If the costs have not been paid within 12 months of Impala’s release from prison (he will serve 18 months), the ICAEW will pursue recovery through the courts.

 

When employed by a company that sells mobile phone and tablet cases, Middlesex accountant Ernest Klipspringer misrepresented £50,000 in the company’s accounts as a director’s loan when he knew it was not and then failed to explain various amendments.

A High Court judge found that Klipspringer had altered, or procured someone else to alter, the director’s loan ledger by adding £50,000 in order to give a misleading impression of the company’s health.

The tribunal concluded that such behaviour should result in exclusion from the Institute and ordered the defendant to pay costs of £16,000.

The Investigation Committee’s case dates back to 2007 when the company discussed the possibility of a £250,000 investment. The investor advanced £50,000 as a down payment for a percentage of the company’s share capital.

The case picked up again in 2009, when the company secured an investment of £150,000 from two other individuals in return for a 40% share.

As part of the due diligence process, the tribunal heard how Klipspringer, in the position of the company’s finance director, instructed a firm of accountants to prepare amended accounts for the 2007 year-end on the basis that the company had received a £50,000 director’s loan, as opposed to the real intention namely the acquisition of shares. However, no formal investment agreement was ever signed.

The Investigation Committee argued that these changes made the company a more attractive investment and it indicated that the company was a going concern, when in reality it had a balance sheet deficit of £91,411.

Following a dispute between the investor and the company in 2012, the case was taken to the High Court, The case was heard in April and May 2015.

Klipspringer made no fewer than five witness statements.

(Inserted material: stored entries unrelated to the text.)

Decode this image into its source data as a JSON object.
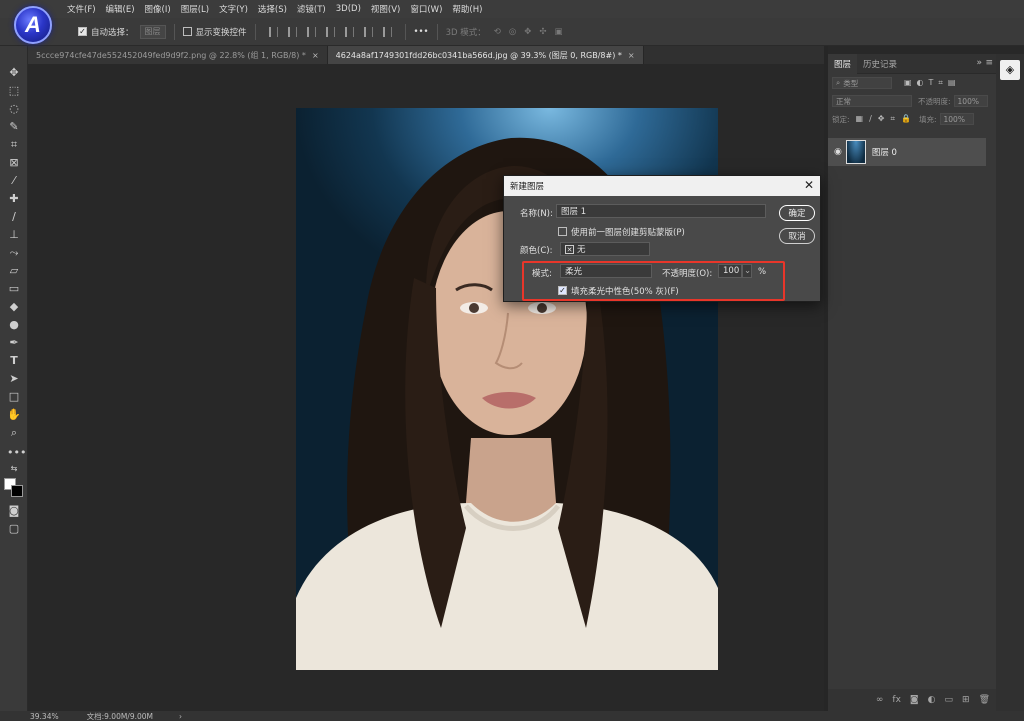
{
  "menu": {
    "items": [
      "文件(F)",
      "编辑(E)",
      "图像(I)",
      "图层(L)",
      "文字(Y)",
      "选择(S)",
      "滤镜(T)",
      "3D(D)",
      "视图(V)",
      "窗口(W)",
      "帮助(H)"
    ]
  },
  "logo_letter": "A",
  "options": {
    "auto_select_label": "自动选择：",
    "auto_select_target": "图层",
    "show_transform_label": "显示变换控件",
    "more": "•••",
    "mode3d_label": "3D 模式："
  },
  "tabs": [
    {
      "label": "5ccce974cfe47de552452049fed9d9f2.png @ 22.8% (组 1, RGB/8) *",
      "active": false
    },
    {
      "label": "4624a8af1749301fdd26bc0341ba566d.jpg @ 39.3% (图层 0, RGB/8#) *",
      "active": true
    }
  ],
  "tab_close": "×",
  "status": {
    "zoom": "39.34%",
    "doc": "文档:9.00M/9.00M",
    "arrow": "›"
  },
  "layers_panel": {
    "tab_layers": "图层",
    "tab_history": "历史记录",
    "filter_placeholder": "类型",
    "blend_mode": "正常",
    "opacity_label": "不透明度:",
    "opacity_value": "100%",
    "lock_label": "锁定:",
    "fill_label": "填充:",
    "fill_value": "100%",
    "layer_name": "图层 0",
    "expand_icon": "»",
    "menu_icon": "≡"
  },
  "dialog": {
    "title": "新建图层",
    "close": "✕",
    "name_label": "名称(N):",
    "name_value": "图层 1",
    "clip_label": "使用前一图层创建剪贴蒙版(P)",
    "color_label": "颜色(C):",
    "color_value": "无",
    "mode_label": "模式:",
    "mode_value": "柔光",
    "opacity_label": "不透明度(O):",
    "opacity_value": "100",
    "percent": "%",
    "fill_label": "填充柔光中性色(50% 灰)(F)",
    "ok": "确定",
    "cancel": "取消"
  },
  "colors": {
    "highlight": "#e8362a",
    "foreground": "#ffffff",
    "background": "#000000"
  }
}
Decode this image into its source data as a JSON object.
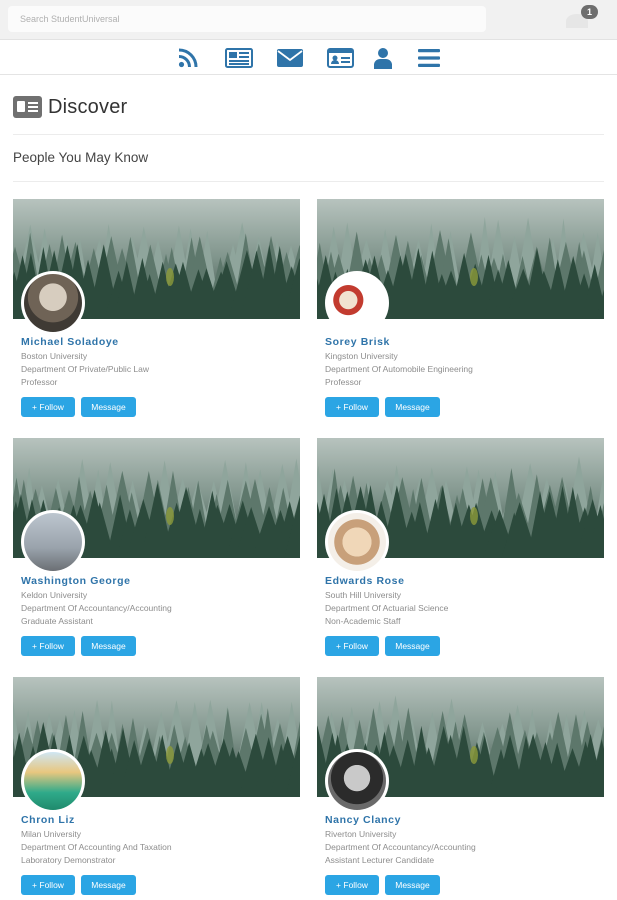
{
  "search": {
    "placeholder": "Search StudentUniversal"
  },
  "notifications": {
    "count": "1"
  },
  "nav": {
    "icons": [
      "rss-icon",
      "newspaper-icon",
      "envelope-icon",
      "id-card-icon",
      "user-icon",
      "menu-icon"
    ],
    "accent": "#2f74a9"
  },
  "page": {
    "title": "Discover",
    "section_title": "People You May Know"
  },
  "people": [
    {
      "name": "Michael Soladoye",
      "university": "Boston University",
      "department": "Department Of Private/Public Law",
      "role": "Professor",
      "follow": "+ Follow",
      "message": "Message"
    },
    {
      "name": "Sorey Brisk",
      "university": "Kingston University",
      "department": "Department Of Automobile Engineering",
      "role": "Professor",
      "follow": "+ Follow",
      "message": "Message"
    },
    {
      "name": "Washington George",
      "university": "Keldon University",
      "department": "Department Of Accountancy/Accounting",
      "role": "Graduate Assistant",
      "follow": "+ Follow",
      "message": "Message"
    },
    {
      "name": "Edwards Rose",
      "university": "South Hill University",
      "department": "Department Of Actuarial Science",
      "role": "Non-Academic Staff",
      "follow": "+ Follow",
      "message": "Message"
    },
    {
      "name": "Chron Liz",
      "university": "Milan University",
      "department": "Department Of Accounting And Taxation",
      "role": "Laboratory Demonstrator",
      "follow": "+ Follow",
      "message": "Message"
    },
    {
      "name": "Nancy Clancy",
      "university": "Riverton University",
      "department": "Department Of Accountancy/Accounting",
      "role": "Assistant Lecturer Candidate",
      "follow": "+ Follow",
      "message": "Message"
    }
  ],
  "colors": {
    "button": "#2ba5e4",
    "name": "#2f74a9"
  }
}
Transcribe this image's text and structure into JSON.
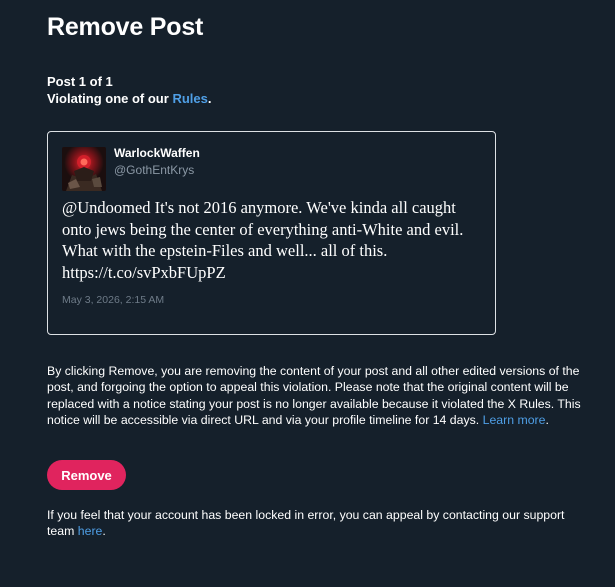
{
  "header": {
    "title": "Remove Post"
  },
  "meta": {
    "post_counter": "Post 1 of 1",
    "violation_prefix": "Violating one of our ",
    "rules_link": "Rules",
    "violation_suffix": "."
  },
  "post": {
    "display_name": "WarlockWaffen",
    "handle": "@GothEntKrys",
    "text": "@Undoomed It's not 2016 anymore. We've kinda all caught onto jews being the center of everything anti-White and evil. What with the epstein-Files and well... all of this. https://t.co/svPxbFUpPZ",
    "timestamp": "May 3, 2026, 2:15 AM",
    "avatar_icon": "profile-avatar-image"
  },
  "notice": {
    "text": "By clicking Remove, you are removing the content of your post and all other edited versions of the post, and forgoing the option to appeal this violation. Please note that the original content will be replaced with a notice stating your post is no longer available because it violated the X Rules. This notice will be accessible via direct URL and via your profile timeline for 14 days. ",
    "learn_more": "Learn more",
    "suffix": "."
  },
  "actions": {
    "remove_label": "Remove"
  },
  "appeal": {
    "text": "If you feel that your account has been locked in error, you can appeal by contacting our support team ",
    "link": "here",
    "suffix": "."
  },
  "colors": {
    "background": "#15202b",
    "link": "#4f9fe6",
    "remove_button": "#e0245e",
    "card_border": "#dde1e5",
    "muted_text": "#8b98a5"
  }
}
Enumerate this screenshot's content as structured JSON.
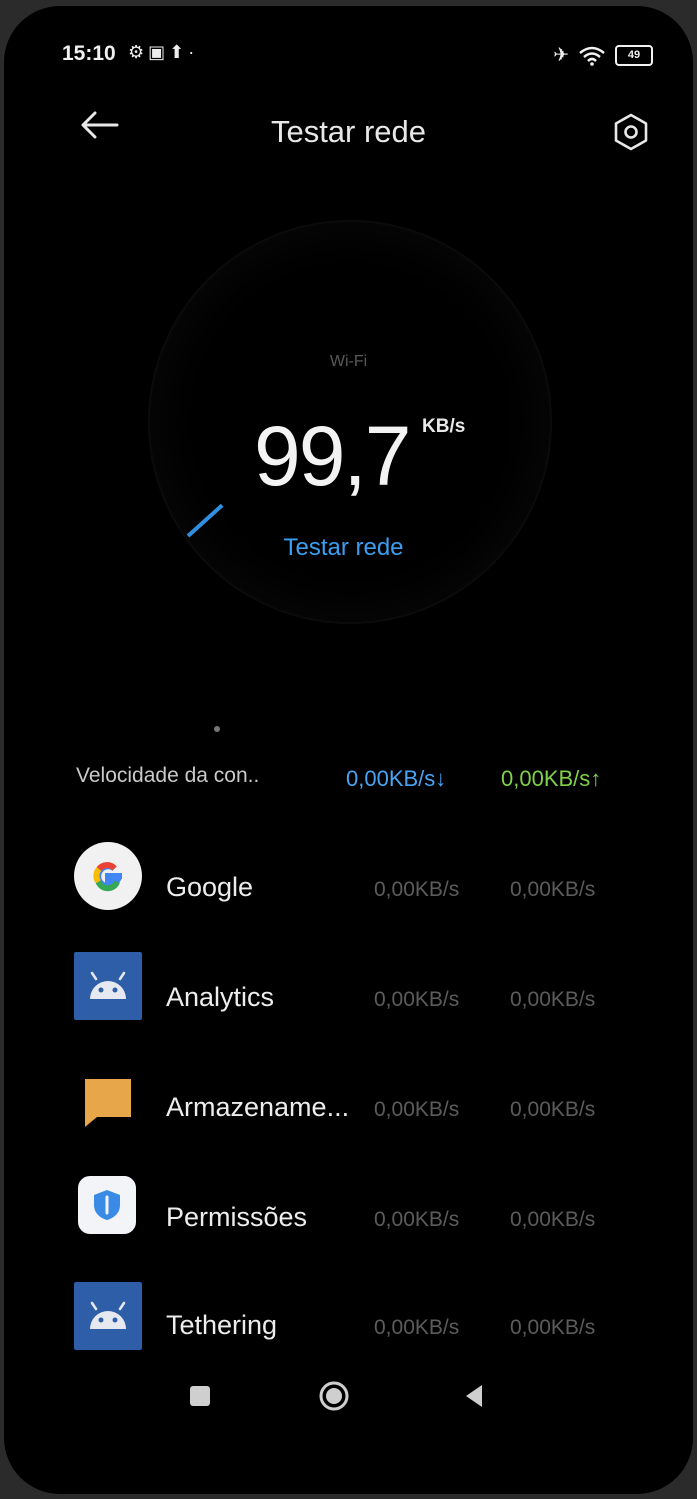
{
  "status_bar": {
    "time": "15:10",
    "battery": "49"
  },
  "header": {
    "title": "Testar rede"
  },
  "gauge": {
    "network_type": "Wi-Fi",
    "speed": "99,7",
    "unit": "KB/s",
    "test_label": "Testar rede"
  },
  "summary": {
    "label": "Velocidade da con..",
    "download": "0,00KB/s↓",
    "upload": "0,00KB/s↑"
  },
  "apps": [
    {
      "name": "Google",
      "icon": "google-icon",
      "download": "0,00KB/s",
      "upload": "0,00KB/s"
    },
    {
      "name": "Analytics",
      "icon": "android-icon",
      "download": "0,00KB/s",
      "upload": "0,00KB/s"
    },
    {
      "name": "Armazename...",
      "icon": "storage-icon",
      "download": "0,00KB/s",
      "upload": "0,00KB/s"
    },
    {
      "name": "Permissões",
      "icon": "permissions-icon",
      "download": "0,00KB/s",
      "upload": "0,00KB/s"
    },
    {
      "name": "Tethering",
      "icon": "android-icon",
      "download": "0,00KB/s",
      "upload": "0,00KB/s"
    }
  ],
  "navbar": {
    "recents": "recents-icon",
    "home": "home-icon",
    "back": "back-icon"
  },
  "colors": {
    "accent_blue": "#3c9ef0",
    "upload_green": "#7fd14a",
    "background": "#000000"
  }
}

He failed to make reference to the amendments to the £50,000 in these witness statements. However, under cross-examination, Klipspringer accepted that part of his witness statements was not complete.

Klipspringer “knew perfectly well that the most important change to the accounts was the ‘going concern’ statement which depended on the reclassification of the loan”, the High Court judge concluded.

When the Investigation Committee brought the case to the disciplinary tribunal, Klipspringer did not contest the allegations despite not finding the complaints fair or justified. Klipspringer admitted the two complaints in full without challenge because of the “uphill battle” he faced seeking to challenge the findings of a High Court judge and secondly, to save time and costs.

The defendant’s counsel proposed that a severe reprimand would be an appropriate sanction, listing that Klipspringer had expressed regret, co-operated with the investigation and had not made any financial gain.

However, the tribunal questioned the genuineness of Klipspringer’s admission because it had come at the eleventh hour, which differed from his contesting of the complaints in earlier correspondence. The tribunal found that an accountant who allows misleading accounts to be produced breaches public trust. Furthermore, Klipspringer had concealed what he had done in his evidence to the High Court. The tribunal did not consider any alternative sanction other than exclusion.

Where a judge (particularly a High Court judge) makes adverse findings against an accountant and there is either no appeal or the appeal is dismissed, it is impossible for a regulatory tribunal to question or ignore the decision. The finding of a court of law of competent jurisdiction will be accepted, whatever the accountant might say to the contrary. It is no good the accountant’s lawyer pleading that the judge ‘has simply got it wrong.’

Klipspringer did not attend the hearing. No reason is given. He was though, sensibly, represented by Counsel. Unless there are very compelling circumstances (ill-health is really the only explanation), a defendant should attend a hearing. Otherwise, he is not there to answer questions. Non-attendance always seems to me to be frankly discourteous and suggests the accountant no longer values his qualification.

A 53% reduction in the costs incurred seems remarkable even taking account of the shortened hearing.